Зритель сначала увидит как бы формулу бега, его алгебраическое выражение в системе абстрактных величин. Фоном для титров стала пестрота красочных пятен, игра разноцветных бликов причудливых размеров и форм. Фамилии участников съемочной группы пройдут на динамичном кружении синих, зеленых, красных полос, кружков и прямоугольничков.

Нет, это не упражнение в абстракционистском кино. Это вагон метро бежит в подземном тоннеле от станции к станции. И тон всему фильму задан.

Тон - бега, мелькания, пересечения ячеек пространства.

С чего начинается замысел?

- Для меня - с визуального образа. Картинки. Сочетания пропорций. Ритмических соотношений. По первому образованию я архитектор, и это, видимо, неистребимо. Я должен увидеть то, о чем рассказано в сценарии. Вовсе не обязательно сценарий должен в словесной ткани содержать подобные картинки. Одни пишут подробно, широко, старательно, чтобы режиссер, не дай бог, чего-нибудь не перепутал, другие - лапидарно, как бы небрежно, с намеренными провалами по описательной части. Мне как читателю это все равно. Ищешь в сценарии не это - ищешь оригинальность мысли, примечательный поворот темы, ищешь героя, ищешь чего-то, R чем есть зерно будущего фильма.
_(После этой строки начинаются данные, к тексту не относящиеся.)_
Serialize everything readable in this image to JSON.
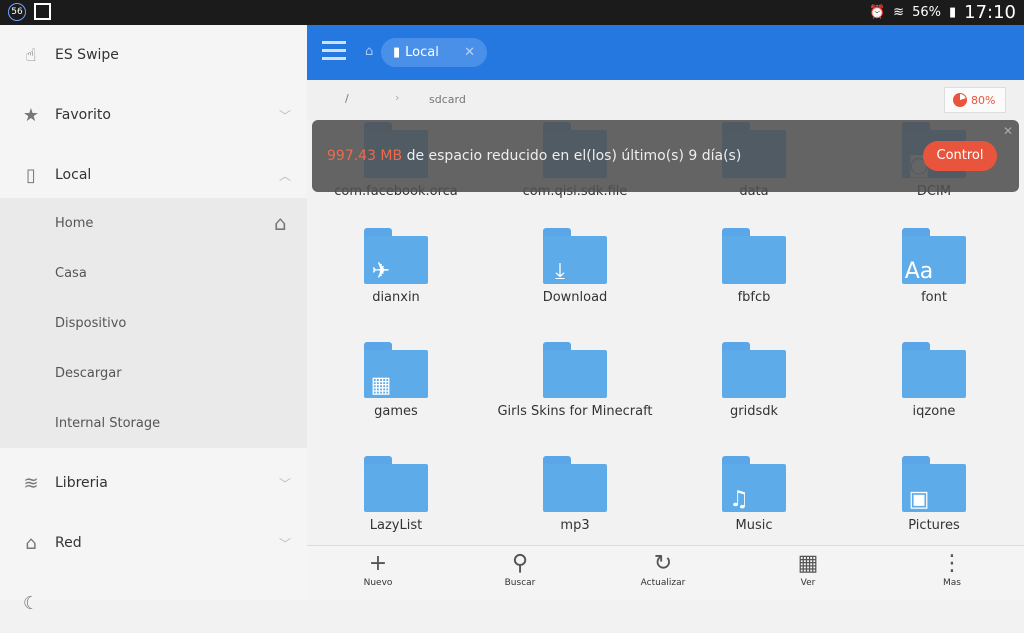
{
  "status": {
    "notif_badge": "56",
    "battery": "56%",
    "time": "17:10"
  },
  "sidebar": {
    "items": [
      {
        "label": "ES Swipe",
        "icon": "hand-swipe-icon"
      },
      {
        "label": "Favorito",
        "icon": "star-icon"
      },
      {
        "label": "Local",
        "icon": "phone-icon"
      },
      {
        "label": "Libreria",
        "icon": "layers-icon"
      },
      {
        "label": "Red",
        "icon": "router-icon"
      }
    ],
    "sub_items": [
      "Home",
      "Casa",
      "Dispositivo",
      "Descargar",
      "Internal Storage"
    ]
  },
  "header": {
    "tab_label": "Local"
  },
  "breadcrumb": {
    "root": "/",
    "current": "sdcard",
    "storage_pct": "80%",
    "storage_used_fraction": 0.8
  },
  "banner": {
    "amount": "997.43 MB",
    "text": " de espacio reducido en el(los) último(s) 9 día(s)",
    "button": "Control"
  },
  "folders": [
    "com.facebook.orca",
    "com.qisi.sdk.file",
    "data",
    "DCIM",
    "dianxin",
    "Download",
    "fbfcb",
    "font",
    "games",
    "Girls Skins for Minecraft",
    "gridsdk",
    "iqzone",
    "LazyList",
    "mp3",
    "Music",
    "Pictures"
  ],
  "toolbar": {
    "new": "Nuevo",
    "search": "Buscar",
    "refresh": "Actualizar",
    "view": "Ver",
    "more": "Mas"
  },
  "colors": {
    "accent": "#2478e0",
    "folder": "#5dace9",
    "highlight": "#e8553c"
  }
}
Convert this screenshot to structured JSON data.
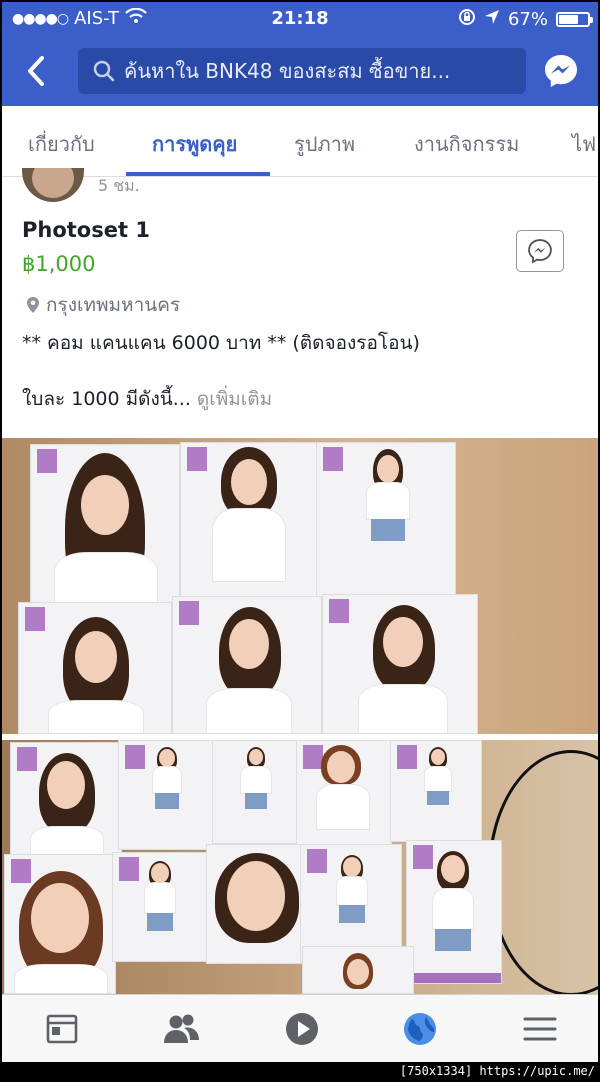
{
  "status_bar": {
    "carrier": "AIS-T",
    "time": "21:18",
    "battery": "67%",
    "battery_level": 0.67
  },
  "nav": {
    "search_text": "ค้นหาใน BNK48 ของสะสม ซื้อขาย..."
  },
  "tabs": [
    {
      "label": "เกี่ยวกับ"
    },
    {
      "label": "การพูดคุย"
    },
    {
      "label": "รูปภาพ"
    },
    {
      "label": "งานกิจกรรม"
    },
    {
      "label": "ไฟ"
    }
  ],
  "post": {
    "time_ago": "5 ชม.",
    "title": "Photoset 1",
    "price": "฿1,000",
    "location": "กรุงเทพมหานคร",
    "description_line1": "** คอม แคนแคน 6000 บาท ** (ติดจองรอโอน)",
    "description_line2": "ใบละ 1000 มีดังนี้...",
    "see_more": "ดูเพิ่มเติม"
  },
  "watermark": "[750x1334] https://upic.me/",
  "colors": {
    "brand_blue": "#3b5ec8",
    "price_green": "#42a52a",
    "muted_gray": "#90949c"
  },
  "icons": {
    "back": "chevron-left-icon",
    "search": "search-icon",
    "messenger": "messenger-icon",
    "location": "location-pin-icon",
    "bottom_bar": [
      "news-feed-icon",
      "friends-icon",
      "video-play-icon",
      "globe-icon",
      "menu-icon"
    ]
  }
}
И если нашел, то неизбежно такое зерно предстало для меня в виде кадра, картинки. Приходит ощущение: вот это - так. Это я увидел таким. Точнее даже: это было таким. Все остальное выводится отсюда, достраивается, доделывается, додумывается.
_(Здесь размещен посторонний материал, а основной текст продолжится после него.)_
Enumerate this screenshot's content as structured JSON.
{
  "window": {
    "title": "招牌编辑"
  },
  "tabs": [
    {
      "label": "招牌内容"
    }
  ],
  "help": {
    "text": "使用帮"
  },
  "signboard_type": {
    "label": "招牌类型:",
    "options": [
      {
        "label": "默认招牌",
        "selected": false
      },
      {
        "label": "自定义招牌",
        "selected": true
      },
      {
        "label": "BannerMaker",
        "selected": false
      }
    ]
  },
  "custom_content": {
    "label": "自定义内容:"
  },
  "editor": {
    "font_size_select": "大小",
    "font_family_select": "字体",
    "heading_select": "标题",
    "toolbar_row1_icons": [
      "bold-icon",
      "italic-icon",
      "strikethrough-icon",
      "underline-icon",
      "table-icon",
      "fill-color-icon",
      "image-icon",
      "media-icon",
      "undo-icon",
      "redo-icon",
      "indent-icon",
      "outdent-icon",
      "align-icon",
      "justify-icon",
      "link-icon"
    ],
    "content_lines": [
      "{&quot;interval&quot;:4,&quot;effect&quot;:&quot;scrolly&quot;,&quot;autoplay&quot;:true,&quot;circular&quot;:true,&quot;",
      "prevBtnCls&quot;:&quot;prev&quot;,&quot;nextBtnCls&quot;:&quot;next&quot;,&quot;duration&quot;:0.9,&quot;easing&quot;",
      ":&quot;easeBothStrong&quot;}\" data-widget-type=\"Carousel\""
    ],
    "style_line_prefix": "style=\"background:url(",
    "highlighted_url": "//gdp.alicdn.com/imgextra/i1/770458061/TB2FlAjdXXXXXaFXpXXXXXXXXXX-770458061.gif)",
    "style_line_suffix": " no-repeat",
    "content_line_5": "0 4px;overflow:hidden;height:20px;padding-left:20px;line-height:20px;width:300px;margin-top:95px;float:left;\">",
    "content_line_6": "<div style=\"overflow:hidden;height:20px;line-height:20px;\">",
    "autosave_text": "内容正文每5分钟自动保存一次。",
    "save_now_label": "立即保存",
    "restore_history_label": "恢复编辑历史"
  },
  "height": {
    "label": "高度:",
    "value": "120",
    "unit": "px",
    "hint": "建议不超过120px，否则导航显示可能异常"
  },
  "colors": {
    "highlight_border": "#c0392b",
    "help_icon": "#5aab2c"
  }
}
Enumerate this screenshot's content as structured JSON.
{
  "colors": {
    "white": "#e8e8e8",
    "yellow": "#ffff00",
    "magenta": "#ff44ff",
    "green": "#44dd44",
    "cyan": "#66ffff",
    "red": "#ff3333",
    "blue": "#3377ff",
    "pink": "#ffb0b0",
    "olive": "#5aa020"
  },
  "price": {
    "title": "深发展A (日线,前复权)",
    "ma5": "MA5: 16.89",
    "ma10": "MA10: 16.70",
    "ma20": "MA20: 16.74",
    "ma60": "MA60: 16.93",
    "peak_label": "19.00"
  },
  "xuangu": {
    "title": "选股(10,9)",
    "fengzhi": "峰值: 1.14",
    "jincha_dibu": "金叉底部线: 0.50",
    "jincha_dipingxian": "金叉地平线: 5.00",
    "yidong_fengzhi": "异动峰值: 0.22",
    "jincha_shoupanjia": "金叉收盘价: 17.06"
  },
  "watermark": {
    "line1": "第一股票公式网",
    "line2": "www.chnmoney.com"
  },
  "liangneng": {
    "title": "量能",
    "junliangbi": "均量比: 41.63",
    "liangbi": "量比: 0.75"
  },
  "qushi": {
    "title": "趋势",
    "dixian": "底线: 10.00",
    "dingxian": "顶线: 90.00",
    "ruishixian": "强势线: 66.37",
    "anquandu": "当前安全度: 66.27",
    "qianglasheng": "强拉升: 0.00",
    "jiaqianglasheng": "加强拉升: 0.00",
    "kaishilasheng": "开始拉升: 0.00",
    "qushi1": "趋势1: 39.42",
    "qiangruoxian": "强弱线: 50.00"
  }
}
Знаете, как начался фильм "Я шагаю по Москве"? Приходит Геннадий Шпаликов и говорит: "Я придумал гениальный сценарий. Представь себе, летний дождь, идет по воде девушка босиком, а рядом едет паренек на велосипеде и держит над ней зонтик". И действительно, я так себе это хорошо представил, что увидел интонацию фильма, ключ, стиль... "Ну а дальше?" - спрашиваю. - "Дальше, - говорит, - еще не придумал". Потом приходит и говорит: "Я еще придумал. Герой, молодой парнишка, идет за другим пареньком. И вдруг видит на асфальте - кожура от воблы. Прошел еще немного - опять кожура.

Потом этот след ведет во двор. Он входит во двор, а там, в ларьке, продают пиво, стоят мужики, рвут воблу, и этот, за которым он шел, тоже тут..." Ничего этого в картине не сохранилось. И даже странно немножко сегодня, что - вобла, пиво, верно? Мы нашли другой способ показать на экране это лирическое ощущение. Но тон был задан тогда. Вобла, пиво - это был спор с поэтикой высоких слов, громких речений.

Когда мы с Игорем Таланкиным делали "Сережу", у нас был режиссерский сценарий, написанный целиком его рукой, и раскадровка, где каждый кадрик был нарисован мною.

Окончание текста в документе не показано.